Sia il Labour che i conservatori di David Cameron avanzano proposte per ripristinare la quota di finanziamento pubblico. E il motivo è paradossalmente lo stesso di chi vuole il contrario: dopo i molti scandali su lobby e gruppi di pressione tutti chiedono più trasparenza
Meno soldi dai privati, più soldi dallo Stato.
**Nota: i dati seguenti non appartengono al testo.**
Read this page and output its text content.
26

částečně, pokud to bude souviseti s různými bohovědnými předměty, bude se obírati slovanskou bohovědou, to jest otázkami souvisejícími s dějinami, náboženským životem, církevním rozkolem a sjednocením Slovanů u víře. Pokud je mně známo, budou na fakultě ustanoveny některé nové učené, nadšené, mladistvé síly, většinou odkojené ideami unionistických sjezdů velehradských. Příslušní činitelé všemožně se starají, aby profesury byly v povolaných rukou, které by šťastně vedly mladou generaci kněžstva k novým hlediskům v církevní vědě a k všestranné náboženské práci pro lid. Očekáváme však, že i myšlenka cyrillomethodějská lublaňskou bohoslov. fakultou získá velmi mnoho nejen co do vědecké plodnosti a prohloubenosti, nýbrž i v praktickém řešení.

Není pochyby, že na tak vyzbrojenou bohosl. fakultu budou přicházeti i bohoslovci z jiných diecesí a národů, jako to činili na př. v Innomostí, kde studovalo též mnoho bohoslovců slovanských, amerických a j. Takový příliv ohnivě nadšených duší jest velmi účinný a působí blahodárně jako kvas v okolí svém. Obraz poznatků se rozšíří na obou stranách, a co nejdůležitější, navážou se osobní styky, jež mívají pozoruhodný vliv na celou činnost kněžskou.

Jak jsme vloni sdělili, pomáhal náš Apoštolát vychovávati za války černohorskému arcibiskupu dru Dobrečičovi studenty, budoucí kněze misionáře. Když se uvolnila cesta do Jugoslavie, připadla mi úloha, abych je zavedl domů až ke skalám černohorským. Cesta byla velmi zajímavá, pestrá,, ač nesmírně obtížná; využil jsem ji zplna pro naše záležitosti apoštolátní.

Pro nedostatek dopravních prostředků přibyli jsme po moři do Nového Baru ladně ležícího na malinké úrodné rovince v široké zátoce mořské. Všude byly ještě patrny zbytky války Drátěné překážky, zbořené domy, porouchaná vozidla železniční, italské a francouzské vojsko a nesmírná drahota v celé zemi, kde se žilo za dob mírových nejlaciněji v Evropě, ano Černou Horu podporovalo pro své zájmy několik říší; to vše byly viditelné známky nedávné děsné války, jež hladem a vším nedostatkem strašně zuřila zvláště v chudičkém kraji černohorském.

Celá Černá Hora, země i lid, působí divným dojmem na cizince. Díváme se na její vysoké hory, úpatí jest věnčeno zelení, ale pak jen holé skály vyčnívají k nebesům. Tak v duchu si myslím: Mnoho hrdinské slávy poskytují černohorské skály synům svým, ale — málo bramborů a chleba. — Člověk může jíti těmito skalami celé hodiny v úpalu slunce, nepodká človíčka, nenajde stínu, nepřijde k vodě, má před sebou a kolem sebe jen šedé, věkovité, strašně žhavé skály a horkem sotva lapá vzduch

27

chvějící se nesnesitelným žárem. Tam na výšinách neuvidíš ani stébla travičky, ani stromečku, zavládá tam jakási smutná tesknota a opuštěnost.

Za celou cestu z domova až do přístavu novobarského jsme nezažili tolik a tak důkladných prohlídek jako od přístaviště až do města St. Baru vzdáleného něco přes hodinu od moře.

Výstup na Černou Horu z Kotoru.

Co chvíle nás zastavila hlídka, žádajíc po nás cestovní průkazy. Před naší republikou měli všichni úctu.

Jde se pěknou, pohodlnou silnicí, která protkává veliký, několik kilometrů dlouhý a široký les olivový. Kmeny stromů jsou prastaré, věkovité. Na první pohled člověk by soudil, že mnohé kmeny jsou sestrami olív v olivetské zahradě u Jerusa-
Mentre in molti Paesi europei, Italia compresa, viene messo in discussione il finanziamento pubblico ai partiti, nel Regno Unito c’è chi pensa di tornare al passato e di “liberare dal peso del denaro le formazioni politiche”. Così il Labour, nel suo manifesto in vista delle elezioni politiche del 2015 che verrà pubblicato entro qualche mese, proporrà di porre un limite di 5mila sterline
alle donazioni private e, contemporaneamente, di aumentare la quota di
sovvenzioni provenienti dallo Stato, nel caso in cui dovesse andare al
governo. E, nel caso dovesse avvenire, sarebbe anche una rivoluzione sul
fronte delle relazioni fra partiti nel Regno Unito. Finora, infatti, è
sempre stata consuetudine che tutte le decisioni sul finanziamento
venissero prese di concerto fra le tre principali formazioni, laburisti, conservatori e liberaldemocratici, queste ultime due attualmente al governo nella coalizione guidata da David Cameron. Ma il Labour, ora, vuole andare avanti in solitudine.
In
questo, il partito è spinto anche dalle pressioni provenienti proprio
da Cameron che ha promesso una legge “sulle lobby” che spezzi il legame
fra sindacati e laburisti, costringendo le potenti union a dare
libertà di scelta ai propri iscritti. L’affiliazione dei sindacati al
principale partito di opposizione, così, non potrà essere automatica, ma
ogni membro dovrà dare il suo consenso e potrà e dovrà decidere se
versare o no una quota mensile al Labour. Parlando al congresso dei
sindacati confederali di pochi giorni fa, il leader laburista Ed Miliband
ha detto di avere “lo stesso progetto. Ma le sigle sindacali non
possono essere forzate da una legge, non serve una nuova norma per
decidere questo nuovo rapporto fra sindacati e Labour”. Cameron insomma
vorrebbe imporre un nuovo tipo di relazione. Miliband dice: “No grazie,
decidiamo noi per noi stessi”.
Ma, al di
là del rapporto fra sindacati e partiti, è proprio la questione del
finanziamento pubblico alle formazioni politiche a entrare, dalla porta
di servizio, nella scena britannica. Il Committee on standards of public life,
un ente con capacità di proposta sulle questioni politiche e di
cittadinanza, ha infatti suggerito una soluzione all’eventuale crisi di
fondi dovuta a un limite alle donazioni private. “Si diano 23 milioni di
sterline all’anno a ogni partito principale”, ha detto il comitato,
perché anche il partito conservatore, ora, spinto dalle discussioni del
momento, ha proposto un limite ai “regali” provenienti da cittadini,
imprese e lobby in generale. Un limite più alto, di 50mila sterline,
ma che fa capire come, in realtà, non siano infrequenti donazioni di
molto superiori, soprattutto da parte dei gruppi di pressione. Una
realtà vissuta sempre più con imbarazzo dai partiti britannici, finiti
più volte nell’occhio del ciclone per scandali legati ai pesanti
condizionamenti da parte di aziende, associazioni professionali, think tank
ultraliberisti o, appunto, sindacati. La soluzione quindi pare essere
stata trovata: spezzare il legame con il portafoglio dei privati e
rivolgersi, di nuovo, allo Stato. Un tema che quasi sicuramente sarà al
centro delle discussioni da qui alle prossime elezioni.